Hz.Resûlullah (salla’llâhü aleyhi ve sellem) ’den rivayet
edilen bir hadis-i kutsîde de “ Kul bana nafileler ile yaklaşmaya devam eder
ta ki onu severim. Onu sevince de onun duyan kulağı gören gözü ve konuşan dili
olurum.”buyurulmaktadır.
Bu halde kendine hâkim olamadığı için coşkusuna yenik düşen
kişi aklı ezelî olan Sultân’ın aydınlık nurunda yok olunca “Kendimi tenzih
ediyorum. Benim şânım ne yücedir!” ve daha önce dile getirilen benzer laflar
söylerse bundan dolayı suçlanmaz.

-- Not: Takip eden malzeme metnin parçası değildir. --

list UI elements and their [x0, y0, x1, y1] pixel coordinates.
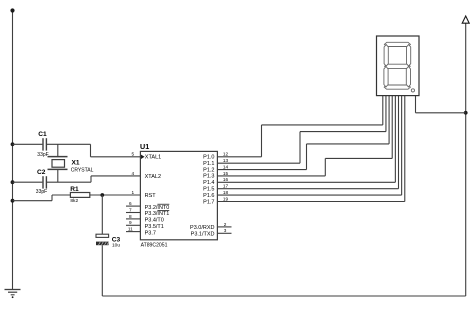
svg-text:8: 8 — [129, 214, 132, 219]
svg-text:C1: C1 — [38, 131, 47, 138]
svg-text:P1.1: P1.1 — [203, 161, 214, 167]
svg-text:13: 13 — [223, 158, 229, 163]
svg-text:C2: C2 — [37, 169, 46, 176]
svg-text:10u: 10u — [112, 243, 120, 249]
svg-text:P3.1/TXD: P3.1/TXD — [191, 231, 215, 237]
svg-text:14: 14 — [223, 165, 229, 170]
svg-text:P1.5: P1.5 — [203, 187, 214, 193]
svg-text:11: 11 — [128, 227, 133, 232]
svg-text:19: 19 — [223, 196, 229, 201]
svg-text:P1.6: P1.6 — [203, 193, 214, 199]
svg-text:P3.4/T0: P3.4/T0 — [145, 218, 164, 224]
svg-text:P1.3: P1.3 — [203, 174, 214, 180]
svg-text:9: 9 — [129, 220, 132, 225]
svg-text:P3.0/RXD: P3.0/RXD — [190, 225, 214, 231]
svg-text:2: 2 — [224, 222, 227, 227]
svg-text:17: 17 — [223, 184, 229, 189]
svg-text:P1.0: P1.0 — [203, 155, 214, 161]
svg-text:15: 15 — [223, 171, 229, 176]
svg-text:12: 12 — [223, 152, 229, 157]
svg-text:16: 16 — [223, 177, 229, 182]
svg-text:33pF: 33pF — [37, 152, 48, 158]
svg-text:R1: R1 — [70, 186, 79, 193]
svg-text:18: 18 — [223, 190, 229, 195]
svg-text:U1: U1 — [140, 142, 149, 151]
svg-text:CRYSTAL: CRYSTAL — [71, 168, 94, 174]
svg-text:4: 4 — [131, 171, 134, 176]
svg-text:RST: RST — [145, 193, 157, 199]
svg-text:8k2: 8k2 — [70, 198, 78, 204]
svg-text:7: 7 — [129, 207, 132, 212]
svg-text:5: 5 — [131, 152, 134, 157]
svg-text:6: 6 — [129, 201, 132, 206]
svg-text:XTAL2: XTAL2 — [145, 174, 161, 180]
svg-text:P1.2: P1.2 — [203, 167, 214, 173]
svg-text:X1: X1 — [72, 160, 80, 167]
svg-text:1: 1 — [131, 190, 134, 195]
svg-text:XTAL1: XTAL1 — [145, 155, 161, 161]
svg-text:3: 3 — [224, 228, 227, 233]
svg-text:P3.3/INT1: P3.3/INT1 — [145, 211, 170, 217]
svg-text:P1.7: P1.7 — [203, 199, 214, 205]
svg-text:C3: C3 — [112, 236, 121, 243]
svg-text:AT89C2051: AT89C2051 — [141, 242, 168, 248]
svg-text:33pF: 33pF — [36, 189, 47, 195]
svg-text:P3.2/INT0: P3.2/INT0 — [145, 205, 170, 211]
svg-text:P3.5/T1: P3.5/T1 — [145, 224, 164, 230]
svg-text:P3.7: P3.7 — [145, 230, 156, 236]
svg-text:P1.4: P1.4 — [203, 180, 214, 186]
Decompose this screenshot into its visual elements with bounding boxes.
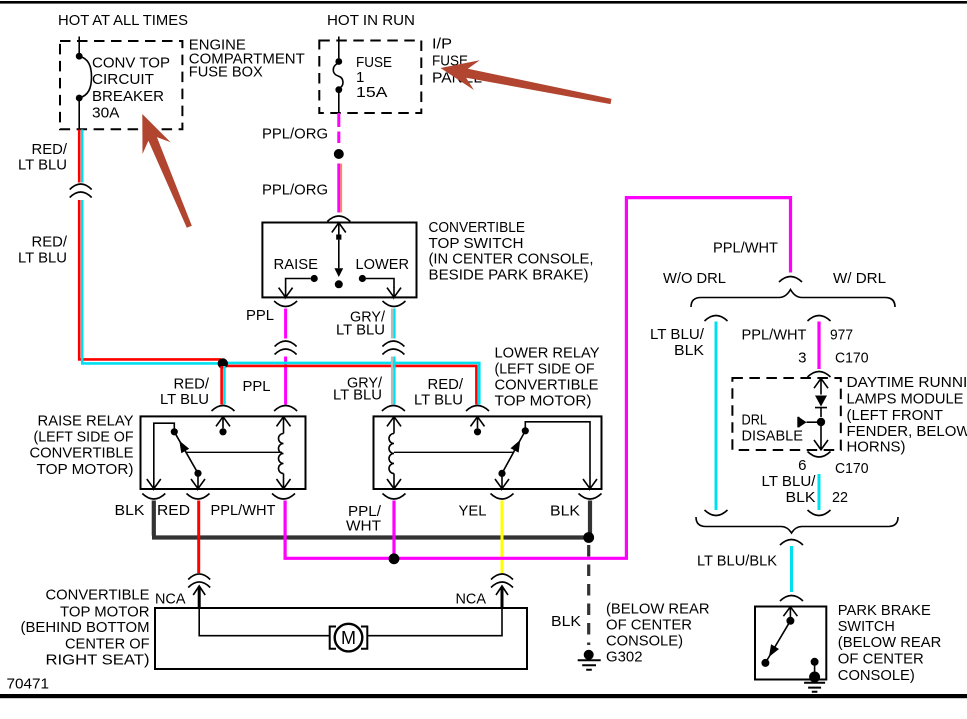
svg-text:PPL/WHT: PPL/WHT [713, 240, 778, 257]
inline connector on GRY/LT BLU [382, 341, 404, 355]
connector cups below lower relay [383, 494, 406, 500]
raise relay coil L1 [277, 417, 291, 434]
raise relay armature arrowhead [179, 441, 189, 454]
wire stub above fuse [338, 37, 340, 42]
svg-text:PPL/WHT: PPL/WHT [742, 327, 807, 344]
svg-text:70471: 70471 [7, 676, 50, 693]
svg-text:CONVERTIBLE: CONVERTIBLE [429, 219, 526, 236]
LOWER output arrow [387, 287, 401, 297]
svg-text:LT BLU: LT BLU [414, 392, 463, 409]
wire PPL upper segment [284, 309, 287, 339]
svg-text:DRL: DRL [742, 412, 768, 429]
fuse box (I/P fuse panel) [319, 41, 421, 114]
inline connector on PPL [275, 341, 297, 355]
raise relay upper contact node [171, 428, 178, 435]
svg-text:LT BLU: LT BLU [333, 387, 382, 404]
callout arrow 2 (at I/P fuse panel) [441, 60, 612, 104]
park brake switch feed arrow [783, 607, 797, 617]
svg-text:(LEFT SIDE OF: (LEFT SIDE OF [495, 361, 595, 378]
svg-text:LT BLU/BLK: LT BLU/BLK [697, 553, 777, 570]
DRL module feed arrow [814, 379, 828, 395]
DRL disable node [817, 418, 825, 426]
svg-text:WHT: WHT [346, 518, 381, 535]
motor inner wiring [199, 608, 502, 636]
wire PPL/WHT 977 (W/ DRL branch) [817, 322, 820, 370]
wire YEL from lower relay to motor [501, 501, 504, 574]
svg-text:W/ DRL: W/ DRL [833, 270, 886, 287]
connector cap W/O DRL branch [705, 316, 728, 322]
DRL module output stem and arrow [814, 425, 828, 449]
svg-text:DISABLE: DISABLE [742, 428, 804, 445]
svg-text:LT BLU/: LT BLU/ [762, 473, 817, 490]
svg-text:30A: 30A [92, 105, 120, 122]
raise relay lower contact to output arrow [191, 473, 205, 488]
wire RED/LT BLU branch down to raise relay [220, 366, 223, 405]
svg-text:977: 977 [830, 327, 853, 344]
svg-text:LT BLU: LT BLU [160, 391, 209, 408]
raise relay mechanical link line [186, 451, 282, 453]
svg-text:I/P: I/P [432, 36, 452, 53]
ground at park brake switch [809, 672, 820, 683]
wire BLK from lower relay down to bus node [588, 501, 592, 538]
RAISE output arrow [279, 287, 293, 297]
lower relay upper contact node [522, 427, 529, 434]
svg-text:LAMPS MODULE: LAMPS MODULE [847, 390, 964, 407]
wire stub above breaker [78, 37, 80, 42]
wire BLK dashed to G302 [587, 545, 590, 645]
park brake switch arm arrowhead [769, 644, 779, 657]
lower relay lower contact node [498, 470, 505, 477]
connector cap into park brake switch [780, 596, 803, 602]
wire BLK from raise relay to ground bus [152, 501, 588, 538]
wire PPL/ORG orange stripe [340, 164, 342, 213]
svg-text:PPL/ORG: PPL/ORG [262, 182, 328, 199]
svg-text:PARK BRAKE: PARK BRAKE [838, 602, 931, 619]
connector cup below switch (GRY/LT BLU) [383, 301, 406, 307]
svg-text:3: 3 [798, 350, 806, 367]
connector cap at DRL branch [779, 277, 802, 283]
wire PPL/ORG lower magenta [337, 164, 340, 213]
svg-text:BESIDE PARK BRAKE): BESIDE PARK BRAKE) [429, 267, 589, 284]
svg-text:LOWER RELAY: LOWER RELAY [495, 345, 600, 362]
wire RED/LT BLU from breaker (vertical riser) red stripe [79, 130, 221, 361]
svg-text:C170: C170 [835, 350, 869, 367]
svg-text:(BELOW REAR: (BELOW REAR [838, 634, 942, 651]
wire RED/LT BLU horizontal right of node: cyan stripe [224, 363, 479, 405]
convertible top switch box [262, 223, 416, 298]
motor M1 symbol brackets [330, 627, 368, 649]
svg-text:HOT IN RUN: HOT IN RUN [327, 12, 415, 29]
motor M1 circle [335, 624, 363, 652]
svg-text:OF CENTER: OF CENTER [838, 651, 924, 668]
convertible top motor box [155, 608, 527, 669]
svg-text:RAISE: RAISE [274, 256, 319, 273]
svg-text:SWITCH: SWITCH [838, 618, 895, 635]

Çünkü âşıkların sözlerinin üstü kapatılır, anlatılmaz(ifşâ edilmez).
Bir erkek kuş
dişisine kur yapıp kendisi ile beraber olmasını istemiş. Fakat dişi kuş bunu
kabul etmez. Bunun üzerine erkeği der ki “Ya bana itâat edersin ya da Hz.
Süleyman’ın mülkünün altını üstüne getiririm.” Bunun üzerine rüzgâr o sözü Hz.
Süleyman (a.a)’a götürdü. Hz. Süleyman (a.s.) da o kuşu huzuruna çağırdı. Ve
bunu ondan sordu. O da “Ey Allah’ın peygamberi! Âşıkların sözü anlatılmaz”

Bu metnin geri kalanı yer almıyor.